В прежние годы с Шурочкой мы встречались чаще, говорили о Вовке.
– Как он там?
– Письма пишет. Скоро, мол, освобожусь. Буду по-умному жить. А ведь голый-босый. Деньжонок подкапливаю, послать.
Проходит время.
– Как там Вовка? Освободили?
– Друзья-товарищи… – вздыхает Шурочка. – Друзья-товарищи подвели. До родной матери не доехал. Сбираюсь к нему на свиданку. Далеко… Поездом едешь, потом пароходом.
Прежде такие вот были разговоры. Потом я понял, что Шурочке от моих расспросов сладкого мало и стал лишь здороваться, временами справляясь у соседей:
– Как там Шурочкин?
– Снова сидит. Не доехал. На свидание к нему собирается.
Год за годом, за годом – год. Так и жизнь потихоньку проходит. Полсотни лет за плечами.

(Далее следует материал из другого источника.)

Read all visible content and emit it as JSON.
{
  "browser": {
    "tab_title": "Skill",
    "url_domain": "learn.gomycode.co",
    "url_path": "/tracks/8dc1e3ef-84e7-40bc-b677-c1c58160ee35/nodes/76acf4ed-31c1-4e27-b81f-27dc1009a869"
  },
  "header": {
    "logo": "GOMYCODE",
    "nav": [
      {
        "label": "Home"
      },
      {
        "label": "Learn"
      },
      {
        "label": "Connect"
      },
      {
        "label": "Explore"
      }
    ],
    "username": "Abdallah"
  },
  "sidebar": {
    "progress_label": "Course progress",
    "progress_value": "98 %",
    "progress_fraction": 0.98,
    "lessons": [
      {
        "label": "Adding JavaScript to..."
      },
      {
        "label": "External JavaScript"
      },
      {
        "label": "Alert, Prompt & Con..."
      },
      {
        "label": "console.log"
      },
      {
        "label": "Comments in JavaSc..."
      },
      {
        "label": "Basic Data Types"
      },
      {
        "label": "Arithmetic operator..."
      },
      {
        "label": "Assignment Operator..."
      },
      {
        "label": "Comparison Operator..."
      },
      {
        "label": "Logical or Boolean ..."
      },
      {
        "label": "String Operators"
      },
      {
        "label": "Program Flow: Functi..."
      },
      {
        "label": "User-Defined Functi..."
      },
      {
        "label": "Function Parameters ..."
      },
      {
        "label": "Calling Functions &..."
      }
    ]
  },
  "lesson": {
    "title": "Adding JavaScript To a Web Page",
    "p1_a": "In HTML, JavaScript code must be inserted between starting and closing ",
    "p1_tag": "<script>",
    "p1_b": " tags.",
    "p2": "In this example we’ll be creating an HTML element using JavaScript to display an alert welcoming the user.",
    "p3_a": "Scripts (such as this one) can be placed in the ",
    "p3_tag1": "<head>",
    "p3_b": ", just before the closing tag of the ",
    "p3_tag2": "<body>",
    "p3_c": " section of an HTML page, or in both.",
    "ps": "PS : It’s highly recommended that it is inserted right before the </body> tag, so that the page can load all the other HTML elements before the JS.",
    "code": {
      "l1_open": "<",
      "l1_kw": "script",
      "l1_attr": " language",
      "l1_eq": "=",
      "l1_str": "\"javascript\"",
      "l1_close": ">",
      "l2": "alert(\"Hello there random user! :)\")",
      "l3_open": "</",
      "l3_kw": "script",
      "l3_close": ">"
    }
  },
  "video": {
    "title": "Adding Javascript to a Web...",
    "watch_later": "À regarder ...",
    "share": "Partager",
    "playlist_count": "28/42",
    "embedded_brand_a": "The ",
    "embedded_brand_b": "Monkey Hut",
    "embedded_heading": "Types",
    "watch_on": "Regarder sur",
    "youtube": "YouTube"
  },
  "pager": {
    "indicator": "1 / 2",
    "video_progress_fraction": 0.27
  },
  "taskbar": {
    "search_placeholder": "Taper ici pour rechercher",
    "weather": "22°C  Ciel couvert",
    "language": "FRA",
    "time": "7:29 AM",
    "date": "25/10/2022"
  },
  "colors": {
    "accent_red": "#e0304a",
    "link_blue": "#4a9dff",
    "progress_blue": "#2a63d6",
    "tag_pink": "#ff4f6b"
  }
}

Встретишься с Шурочкой лицо в лицо, поздороваешься.
– Как там Вовка?
– Друзья-товарищи… – вздыхает она. – Друзья-товарищи опять подвели. Послала деньжонок, чтоб не вышел голый-босый. А друзья его встретили и подвели. На свиданку сбираюсь.
Ездит. А Вовкин лагерь далеко. Поездом, потом пароходом.
Этим летом я встретил ее в последний раз. Она еле брела к магазину. На клюку опирается. Идет, идет, а потом встанет, стоит.
– Здравствуйте…
– Здравствуй, здравствуй…
– От Вовки нет вестей?
– Пишет. На свиданку к нему сбираюсь. Может, в последний раз.
Она глядела на меня пристально и вдруг вспомнила, улыбнулась:
– А в лапту-то он какой ловкий был. Как вдарит, вдарит… Мячик далеко летит. В огороды…
– Ловкий, ловкий… – подтвердил я.
Попрощались. Я пошел, потом обернулся. Шурочка брела к магазину, опираясь на клюку. Темное платье, темный платок на голове.
Она уехала и не вернулась. Домишко ее долго стоял с открытыми ставнями. Потом соседи их затворили.
* * *
Всякий раз, когда я собираюсь ехать в город, кто-нибудь из близких напоминает:
– К Топилиным заедешь?
– Заеду, – отвечаю я.
Заезжаю. Дом Топилиных стоит в переулке, за магазином. Хозяин старик Топилин умер позапрошлой зимой. Осталась его бабка одна, ходит согнувшись, порою с костыликом. Но сад и огород содержит в порядке.
Когда заезжаю, у нее все готово. Картошка ли, помидоры, абрикосы ли, яблоки – все в свой черед – аккуратно уложено и увязано. Корзина ли, ведро, банки с вареньем, бидончик откидного молока – лишь ставь в багажник и поезжай.
Пока ставлю, укладываю, старая Топилиха говорит мне всегда одно и то же:
– Спаси Христос, что заехал. Вези поклон. Скажи: живая, – и добавляет: – Может, приедут… Как на цепи сидят там…
Об этом говорено-переговорено. Молча закрываю багажник. Трогаюсь с места. Старая женщина глядит мне вослед.
Какой уж год вожу. Еще старик был живой. Попросил как-то раз да другой. Теперь в привычку. Правда, в городе, порой, не сразу посылки и вручишь. Топилиных трудно дома застать. Опять никого. Наконец поймаю, стану пенять.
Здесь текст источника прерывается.